Electronic Arts in der Pflicht

Das Image vom Publisher Electronic Arts hat mehr als nur einen Kratzer. Man kann schon fast von einem Totalschaden reden. In den letzten Tagen meldete sich CEO von Electronic Arts Andrew Wilson des öfteren zu Wort. So sprach er davon,

die Spieler müssen wieder in den Vordergrund rücken…das Verhältnis zu den Spieler entscheidet über den Erfolg oder das Versagen…die Beziehung zwischen Spieler und Publisher ist entscheidend für die Zukunft…

So wurde Dragon Age und Battlefield: Hardline verschoben um dem Spieler ein fertiges Spiel zu präsentieren. Zuletzt sorgte Battlefield 4 wegen der Masse an Bugs und Fehler für Missstimmung in der Community von Battlefield. Aber auch bei der PS4 FIFA 14 Version wurden gegenüber der PS3 Abstriche gemacht die für Ärger sorgten. Aber das reichte wohl noch nicht und das letzte Need for Speed sprach dann auch nicht mehr jeden Fan der Serie an. Denkt man weiter zurück so wurden glorreiche Serien wie Medal of Honor und Command & Conquer ebenfalls an die Wand gefahren.  Selbst das neue NHL 15 verursacht Unmut durch fehlende Spielmodies. So könnte mehr und mehr erzählt werden.
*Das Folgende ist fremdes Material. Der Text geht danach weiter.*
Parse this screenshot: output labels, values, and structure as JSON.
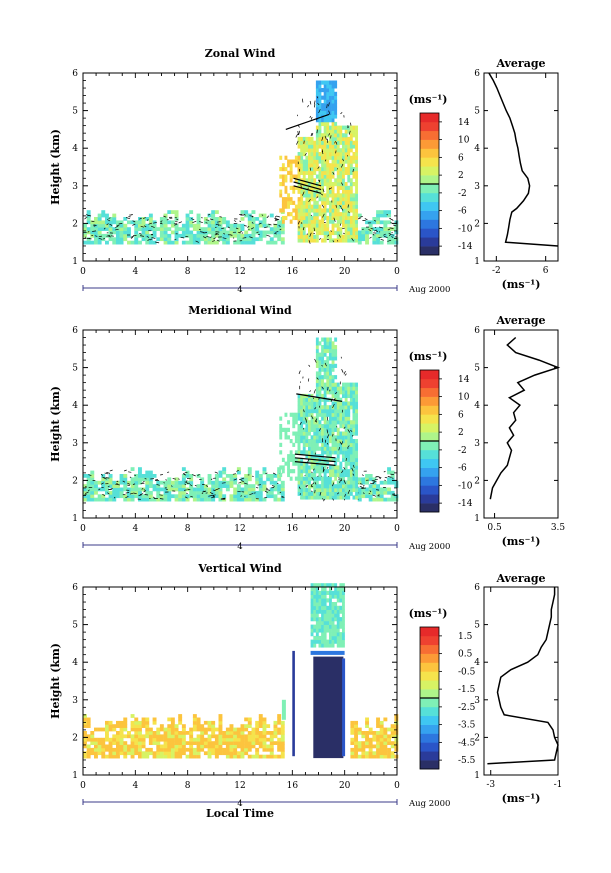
{
  "chart_data": [
    {
      "type": "heatmap",
      "title": "Zonal Wind",
      "ylabel": "Height (km)",
      "xlabel": "",
      "date_label": "4",
      "month_label": "Aug 2000",
      "xlim": [
        0,
        24
      ],
      "ylim": [
        1,
        6
      ],
      "x_ticks": [
        "0",
        "4",
        "8",
        "12",
        "16",
        "20",
        "0"
      ],
      "y_ticks": [
        "1",
        "2",
        "3",
        "4",
        "5",
        "6"
      ],
      "colorbar": {
        "unit": "(ms⁻¹)",
        "ticks": [
          "14",
          "10",
          "6",
          "2",
          "-2",
          "-6",
          "-10",
          "-14"
        ],
        "range": [
          -16,
          16
        ]
      },
      "average_profile": {
        "title": "Average",
        "xlabel": "(ms⁻¹)",
        "x_ticks": [
          "-2",
          "6"
        ],
        "xlim": [
          -4,
          8
        ],
        "heights": [
          1.4,
          1.5,
          1.7,
          1.9,
          2.1,
          2.3,
          2.4,
          2.6,
          2.8,
          3.0,
          3.2,
          3.4,
          3.6,
          3.8,
          4.0,
          4.2,
          4.4,
          4.6,
          4.8,
          5.0,
          5.2,
          5.4,
          5.6,
          5.8,
          6.0
        ],
        "values": [
          8,
          -0.5,
          -0.2,
          0,
          0.2,
          0.5,
          1.3,
          2.4,
          3.2,
          3.4,
          3.1,
          2.2,
          1.9,
          1.7,
          1.5,
          1.2,
          1.0,
          0.6,
          0.2,
          -0.4,
          -0.9,
          -1.4,
          -1.9,
          -2.5,
          -3.2
        ]
      }
    },
    {
      "type": "heatmap",
      "title": "Meridional Wind",
      "ylabel": "Height (km)",
      "xlabel": "",
      "date_label": "4",
      "month_label": "Aug 2000",
      "xlim": [
        0,
        24
      ],
      "ylim": [
        1,
        6
      ],
      "x_ticks": [
        "0",
        "4",
        "8",
        "12",
        "16",
        "20",
        "0"
      ],
      "y_ticks": [
        "1",
        "2",
        "3",
        "4",
        "5",
        "6"
      ],
      "colorbar": {
        "unit": "(ms⁻¹)",
        "ticks": [
          "14",
          "10",
          "6",
          "2",
          "-2",
          "-6",
          "-10",
          "-14"
        ],
        "range": [
          -16,
          16
        ]
      },
      "average_profile": {
        "title": "Average",
        "xlabel": "(ms⁻¹)",
        "x_ticks": [
          "0.5",
          "3.5"
        ],
        "xlim": [
          0,
          3.5
        ],
        "heights": [
          1.5,
          1.8,
          2.0,
          2.2,
          2.4,
          2.6,
          2.8,
          3.0,
          3.2,
          3.4,
          3.6,
          3.8,
          4.0,
          4.2,
          4.4,
          4.6,
          4.8,
          5.0,
          5.2,
          5.4,
          5.6,
          5.8
        ],
        "values": [
          0.3,
          0.4,
          0.6,
          0.8,
          1.1,
          1.2,
          1.3,
          1.1,
          1.4,
          1.2,
          1.5,
          1.4,
          1.7,
          1.2,
          1.9,
          1.6,
          2.4,
          3.5,
          2.6,
          1.5,
          1.1,
          1.5
        ]
      }
    },
    {
      "type": "heatmap",
      "title": "Vertical Wind",
      "ylabel": "Height (km)",
      "xlabel": "Local Time",
      "date_label": "4",
      "month_label": "Aug 2000",
      "xlim": [
        0,
        24
      ],
      "ylim": [
        1,
        6
      ],
      "x_ticks": [
        "0",
        "4",
        "8",
        "12",
        "16",
        "20",
        "0"
      ],
      "y_ticks": [
        "1",
        "2",
        "3",
        "4",
        "5",
        "6"
      ],
      "colorbar": {
        "unit": "(ms⁻¹)",
        "ticks": [
          "1.5",
          "0.5",
          "-0.5",
          "-1.5",
          "-2.5",
          "-3.5",
          "-4.5",
          "-5.5"
        ],
        "range": [
          -6,
          2
        ]
      },
      "average_profile": {
        "title": "Average",
        "xlabel": "(ms⁻¹)",
        "x_ticks": [
          "-3",
          "-1"
        ],
        "xlim": [
          -3.2,
          -1
        ],
        "heights": [
          1.3,
          1.4,
          1.6,
          1.8,
          2.0,
          2.2,
          2.4,
          2.6,
          2.8,
          3.0,
          3.2,
          3.4,
          3.6,
          3.8,
          4.0,
          4.2,
          4.4,
          4.6,
          4.8,
          5.0,
          5.2,
          5.4,
          5.6,
          5.8,
          6.0
        ],
        "values": [
          -3.1,
          -1.1,
          -1.05,
          -1.0,
          -1.1,
          -1.15,
          -1.3,
          -2.6,
          -2.7,
          -2.75,
          -2.8,
          -2.75,
          -2.7,
          -2.4,
          -1.9,
          -1.6,
          -1.5,
          -1.35,
          -1.3,
          -1.25,
          -1.2,
          -1.2,
          -1.15,
          -1.1,
          -1.1
        ]
      }
    }
  ]
}
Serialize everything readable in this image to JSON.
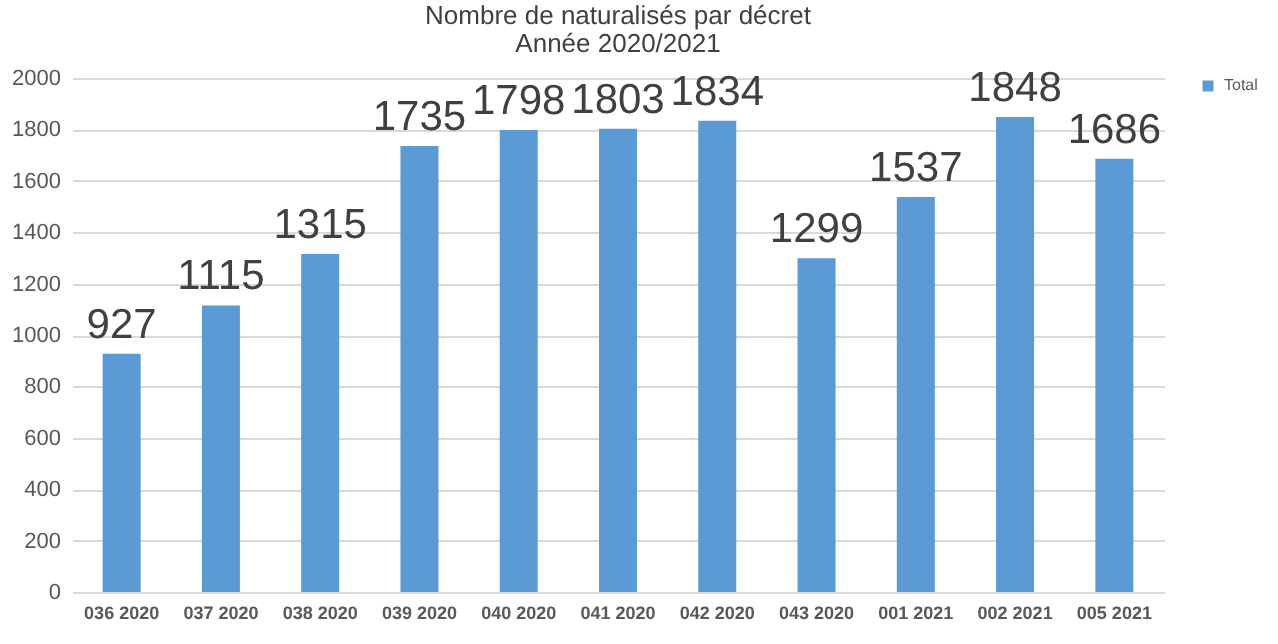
{
  "chart_data": {
    "type": "bar",
    "title": "Nombre de naturalisés par décret",
    "subtitle": "Année 2020/2021",
    "categories": [
      "036 2020",
      "037 2020",
      "038 2020",
      "039 2020",
      "040 2020",
      "041 2020",
      "042 2020",
      "043 2020",
      "001 2021",
      "002 2021",
      "005 2021"
    ],
    "series": [
      {
        "name": "Total",
        "color": "#5b9bd5",
        "values": [
          927,
          1115,
          1315,
          1735,
          1798,
          1803,
          1834,
          1299,
          1537,
          1848,
          1686
        ]
      }
    ],
    "ylim": [
      0,
      2000
    ],
    "yticks": [
      0,
      200,
      400,
      600,
      800,
      1000,
      1200,
      1400,
      1600,
      1800,
      2000
    ],
    "grid": "y",
    "legend": "right",
    "data_labels": true
  }
}
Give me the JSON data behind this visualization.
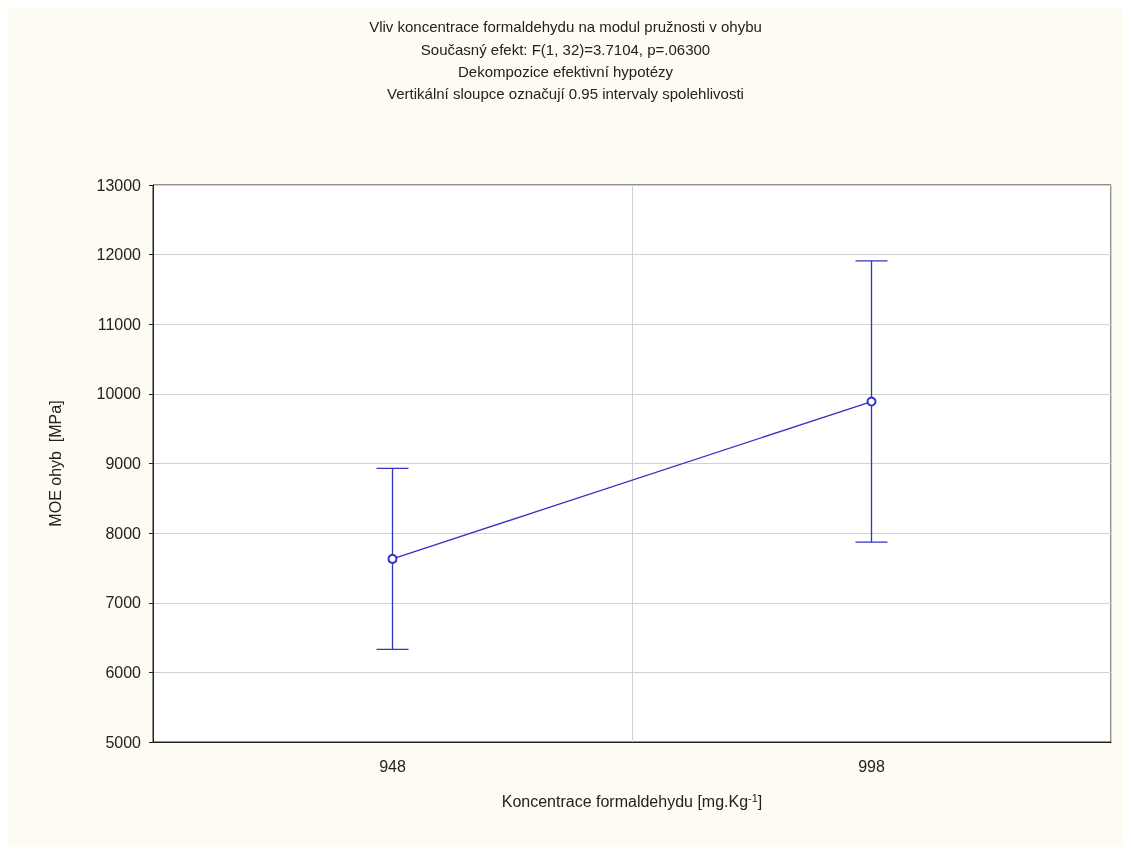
{
  "chart_data": {
    "type": "line",
    "title": "Vliv koncentrace formaldehydu na modul pružnosti v ohybu",
    "subtitle": "Současný efekt: F(1, 32)=3.7104, p=.06300\nDekompozice efektivní hypotézy\nVertikální sloupce označují 0.95 intervaly spolehlivosti",
    "xlabel": "Koncentrace formaldehydu [mg.Kg$^{-1}$]",
    "ylabel": "MOE ohyb  [MPa]",
    "categories": [
      "948",
      "998"
    ],
    "series": [
      {
        "color": "#3333c0",
        "values": [
          7630,
          9890
        ],
        "errors": [
          1300,
          2020
        ]
      }
    ],
    "ylim": [
      5000,
      13000
    ],
    "yticks": [
      5000,
      6000,
      7000,
      8000,
      9000,
      10000,
      11000,
      12000,
      13000
    ],
    "grid": true,
    "marker": "circle",
    "line_style": "solid"
  }
}
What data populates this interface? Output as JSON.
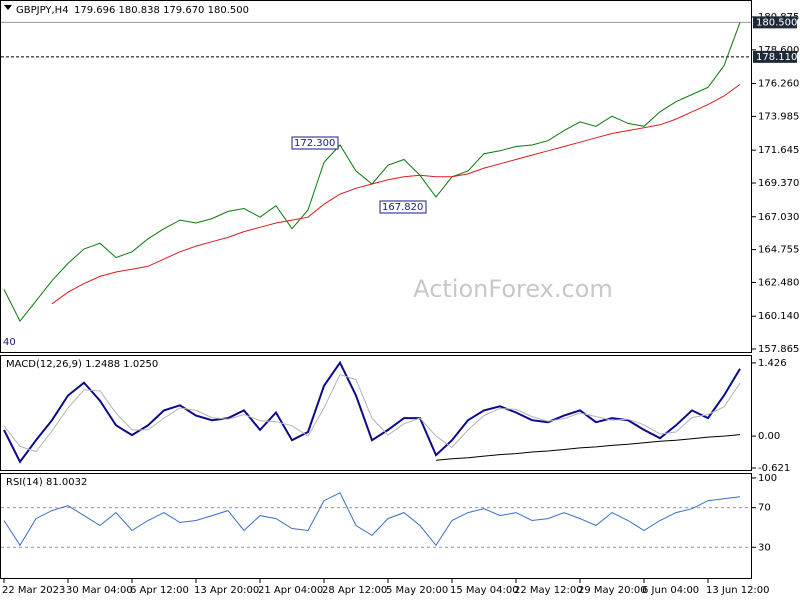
{
  "chart_data": [
    {
      "type": "line",
      "title": "GBPJPY,H4",
      "subtitle": "179.696 180.838 179.670 180.500",
      "watermark": "ActionForex.com",
      "categories": [
        "22 Mar 2023",
        null,
        null,
        null,
        "30 Mar 04:00",
        null,
        null,
        null,
        "6 Apr 12:00",
        null,
        null,
        null,
        "13 Apr 20:00",
        null,
        null,
        null,
        "21 Apr 04:00",
        null,
        null,
        null,
        "28 Apr 12:00",
        null,
        null,
        null,
        "5 May 20:00",
        null,
        null,
        null,
        "15 May 04:00",
        null,
        null,
        null,
        "22 May 12:00",
        null,
        null,
        null,
        "29 May 20:00",
        null,
        null,
        null,
        "6 Jun 04:00",
        null,
        null,
        null,
        "13 Jun 12:00",
        null,
        null
      ],
      "series": [
        {
          "name": "GBPJPY",
          "color": "#0b7a0b",
          "values": [
            162.0,
            159.8,
            161.2,
            162.6,
            163.8,
            164.8,
            165.2,
            164.2,
            164.6,
            165.5,
            166.2,
            166.8,
            166.6,
            166.9,
            167.4,
            167.6,
            167.0,
            167.8,
            166.2,
            167.5,
            170.8,
            172.0,
            170.2,
            169.3,
            170.6,
            171.0,
            169.9,
            168.4,
            169.8,
            170.2,
            171.4,
            171.6,
            171.9,
            172.0,
            172.3,
            173.0,
            173.6,
            173.3,
            174.0,
            173.5,
            173.3,
            174.3,
            175.0,
            175.5,
            176.0,
            177.5,
            180.5
          ]
        },
        {
          "color": "#d81e1e",
          "values": [
            null,
            null,
            null,
            161.0,
            161.8,
            162.4,
            162.9,
            163.2,
            163.4,
            163.6,
            164.1,
            164.6,
            165.0,
            165.3,
            165.6,
            166.0,
            166.3,
            166.6,
            166.8,
            167.0,
            167.9,
            168.6,
            169.0,
            169.3,
            169.6,
            169.8,
            169.9,
            169.8,
            169.8,
            170.0,
            170.4,
            170.7,
            171.0,
            171.3,
            171.6,
            171.9,
            172.2,
            172.5,
            172.8,
            173.0,
            173.2,
            173.4,
            173.8,
            174.3,
            174.8,
            175.4,
            176.2
          ]
        }
      ],
      "ylim": [
        157.66,
        181.98
      ],
      "yticks": [
        180.875,
        {
          "value": 178.6,
          "label": "178.600"
        },
        {
          "value": 176.26,
          "label": "176.260"
        },
        173.985,
        171.645,
        {
          "value": 169.37,
          "label": "169.370"
        },
        {
          "value": 167.03,
          "label": "167.030"
        },
        164.755,
        {
          "value": 162.48,
          "label": "162.480"
        },
        {
          "value": 160.14,
          "label": "160.140"
        },
        157.865
      ],
      "reference_lines": [
        {
          "value": 180.5,
          "label": "180.500",
          "style": "solid"
        },
        {
          "value": 178.11,
          "label": "178.110",
          "style": "dashed"
        }
      ],
      "annotations": [
        {
          "value": 172.3,
          "label": "172.300"
        },
        {
          "value": 167.82,
          "label": "167.820"
        },
        {
          "label": "40"
        }
      ]
    },
    {
      "type": "line",
      "title": "MACD(12,26,9) 1.2488 1.0250",
      "series": [
        {
          "color": "#0a0a8c",
          "values": [
            0.12,
            -0.5,
            -0.08,
            0.31,
            0.79,
            1.04,
            0.69,
            0.21,
            0.02,
            0.21,
            0.5,
            0.6,
            0.4,
            0.31,
            0.35,
            0.5,
            0.12,
            0.46,
            -0.08,
            0.08,
            0.98,
            1.43,
            0.79,
            -0.08,
            0.12,
            0.35,
            0.35,
            -0.37,
            -0.08,
            0.31,
            0.5,
            0.58,
            0.46,
            0.31,
            0.27,
            0.4,
            0.5,
            0.27,
            0.35,
            0.31,
            0.12,
            -0.04,
            0.21,
            0.5,
            0.35,
            0.79,
            1.31
          ]
        },
        {
          "color": "#b4b4b4",
          "values": [
            0.2,
            -0.2,
            -0.3,
            0.1,
            0.55,
            0.9,
            0.88,
            0.45,
            0.12,
            0.12,
            0.35,
            0.55,
            0.5,
            0.36,
            0.33,
            0.42,
            0.3,
            0.28,
            0.2,
            0.0,
            0.55,
            1.2,
            1.1,
            0.35,
            0.02,
            0.24,
            0.35,
            0.0,
            -0.22,
            0.12,
            0.4,
            0.54,
            0.52,
            0.38,
            0.29,
            0.34,
            0.45,
            0.38,
            0.31,
            0.33,
            0.22,
            0.04,
            0.08,
            0.36,
            0.42,
            0.57,
            1.03
          ]
        },
        {
          "color": "#000000",
          "values": [
            null,
            null,
            null,
            null,
            null,
            null,
            null,
            null,
            null,
            null,
            null,
            null,
            null,
            null,
            null,
            null,
            null,
            null,
            null,
            null,
            null,
            null,
            null,
            null,
            null,
            null,
            null,
            -0.47,
            -0.44,
            -0.42,
            -0.39,
            -0.36,
            -0.34,
            -0.31,
            -0.29,
            -0.26,
            -0.23,
            -0.21,
            -0.18,
            -0.16,
            -0.13,
            -0.1,
            -0.08,
            -0.05,
            -0.02,
            0.0,
            0.03
          ]
        }
      ],
      "ylim": [
        -0.66,
        1.56
      ],
      "yticks": [
        1.426,
        {
          "value": 0,
          "label": "0.00"
        },
        -0.621
      ]
    },
    {
      "type": "line",
      "title": "RSI(14) 81.0032",
      "series": [
        {
          "color": "#3a6fc8",
          "values": [
            57,
            32,
            59,
            67,
            72,
            62,
            52,
            65,
            47,
            57,
            65,
            55,
            57,
            62,
            67,
            47,
            62,
            59,
            49,
            47,
            77,
            85,
            52,
            42,
            59,
            65,
            52,
            32,
            57,
            65,
            69,
            62,
            65,
            57,
            59,
            65,
            59,
            52,
            65,
            57,
            47,
            57,
            65,
            69,
            77,
            79,
            81
          ]
        }
      ],
      "ylim": [
        0,
        104
      ],
      "yticks": [
        100,
        70,
        30
      ],
      "level_lines": [
        70,
        30
      ]
    }
  ]
}
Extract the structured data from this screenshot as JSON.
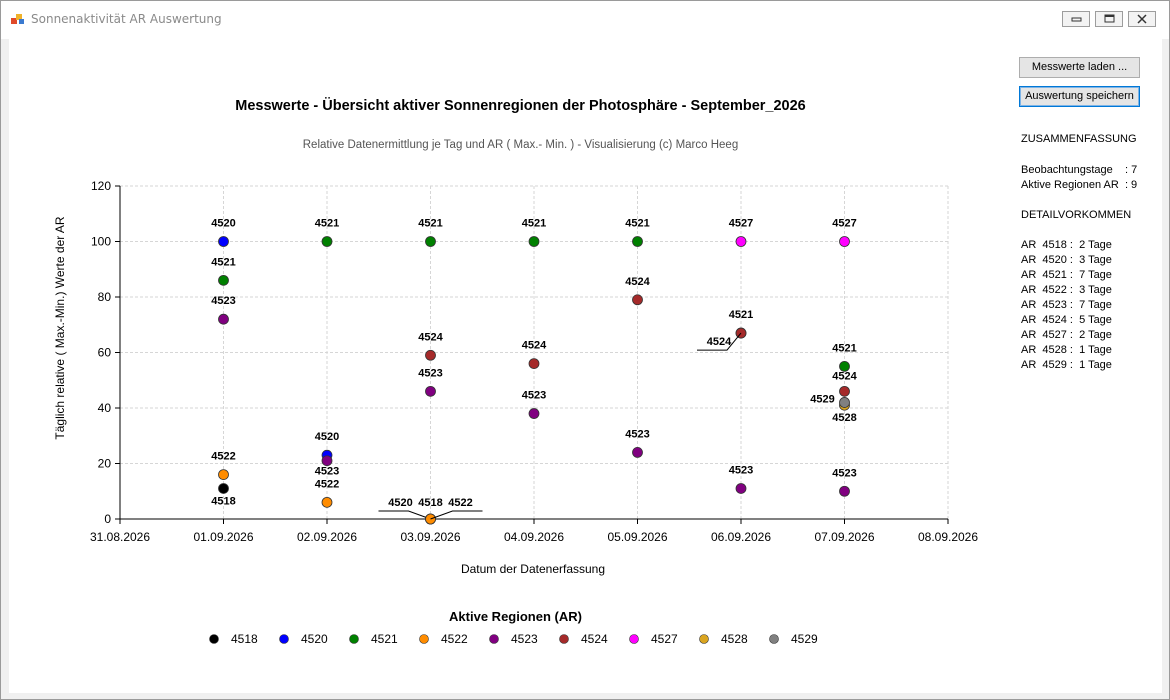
{
  "window": {
    "title": "Sonnenaktivität AR Auswertung",
    "title_icon": "app-icon",
    "controls": [
      "minimize-icon",
      "maximize-icon",
      "close-icon"
    ]
  },
  "buttons": {
    "load_label": "Messwerte laden ...",
    "save_label": "Auswertung speichern"
  },
  "summary": {
    "heading": "ZUSAMMENFASSUNG",
    "beobachtungstage": "Beobachtungstage    : 7",
    "aktive_regionen": "Aktive Regionen AR  : 9",
    "detail_heading": "DETAILVORKOMMEN",
    "details": [
      "AR  4518 :  2 Tage",
      "AR  4520 :  3 Tage",
      "AR  4521 :  7 Tage",
      "AR  4522 :  3 Tage",
      "AR  4523 :  7 Tage",
      "AR  4524 :  5 Tage",
      "AR  4527 :  2 Tage",
      "AR  4528 :  1 Tage",
      "AR  4529 :  1 Tage"
    ]
  },
  "chart_data": {
    "type": "scatter",
    "title": "Messwerte - Übersicht aktiver Sonnenregionen der Photosphäre - September_2026",
    "subtitle": "Relative Datenermittlung je Tag und AR ( Max.- Min. ) - Visualisierung (c) Marco Heeg",
    "xlabel": "Datum der Datenerfassung",
    "ylabel": "Täglich relative ( Max.-Min.) Werte der AR",
    "x_ticks": [
      "31.08.2026",
      "01.09.2026",
      "02.09.2026",
      "03.09.2026",
      "04.09.2026",
      "05.09.2026",
      "06.09.2026",
      "07.09.2026",
      "08.09.2026"
    ],
    "xlim": [
      "31.08.2026",
      "08.09.2026"
    ],
    "ylim": [
      0,
      120
    ],
    "y_ticks": [
      0,
      20,
      40,
      60,
      80,
      100,
      120
    ],
    "grid": true,
    "legend_title": "Aktive Regionen (AR)",
    "legend_position": "bottom",
    "series": [
      {
        "name": "4518",
        "color": "#000000",
        "points": [
          [
            "01.09.2026",
            11
          ],
          [
            "03.09.2026",
            0
          ]
        ]
      },
      {
        "name": "4520",
        "color": "#0000ff",
        "points": [
          [
            "01.09.2026",
            100
          ],
          [
            "02.09.2026",
            23
          ],
          [
            "03.09.2026",
            0
          ]
        ]
      },
      {
        "name": "4521",
        "color": "#008000",
        "points": [
          [
            "01.09.2026",
            86
          ],
          [
            "02.09.2026",
            100
          ],
          [
            "03.09.2026",
            100
          ],
          [
            "04.09.2026",
            100
          ],
          [
            "05.09.2026",
            100
          ],
          [
            "06.09.2026",
            67
          ],
          [
            "07.09.2026",
            55
          ]
        ]
      },
      {
        "name": "4522",
        "color": "#ff8c00",
        "points": [
          [
            "01.09.2026",
            16
          ],
          [
            "02.09.2026",
            6
          ],
          [
            "03.09.2026",
            0
          ]
        ]
      },
      {
        "name": "4523",
        "color": "#800080",
        "points": [
          [
            "01.09.2026",
            72
          ],
          [
            "02.09.2026",
            21
          ],
          [
            "03.09.2026",
            46
          ],
          [
            "04.09.2026",
            38
          ],
          [
            "05.09.2026",
            24
          ],
          [
            "06.09.2026",
            11
          ],
          [
            "07.09.2026",
            10
          ]
        ]
      },
      {
        "name": "4524",
        "color": "#a52a2a",
        "points": [
          [
            "03.09.2026",
            59
          ],
          [
            "04.09.2026",
            56
          ],
          [
            "05.09.2026",
            79
          ],
          [
            "06.09.2026",
            67
          ],
          [
            "07.09.2026",
            46
          ]
        ]
      },
      {
        "name": "4527",
        "color": "#ff00ff",
        "points": [
          [
            "06.09.2026",
            100
          ],
          [
            "07.09.2026",
            100
          ]
        ]
      },
      {
        "name": "4528",
        "color": "#daa520",
        "points": [
          [
            "07.09.2026",
            41
          ]
        ]
      },
      {
        "name": "4529",
        "color": "#808080",
        "points": [
          [
            "07.09.2026",
            42
          ]
        ]
      }
    ]
  }
}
So muss der Spieler auch nicht für dumm verkauft werden in den zugehörigen Community Foren oder diese durch lächerliche Ordnungsfehler bei der Nutzung vergrault werden. Zuhören, helfen und unterstützen, das wäre ein Anfang um diesen steinigen Weg zu meistern.

So muss Electronic Arts seine Strategie nicht verändern aber umbauen mit allen drumherum. Das wird auch nichts morgen oder übermorgen. Das wird ein paar Jahre dauern. Der Stand bei dem Spieler ist schwer. Mit Bonbons oder Gratis-DLCs ist das auch nicht getan. Die kommenden Spiele werden zeigen ob EA das Wort hält. Von Schönreden sollten sie Abstand nehmen, eher mal ehrlich sein beim Fehler zugeben ohne dabei um den heißen Brei zu reden.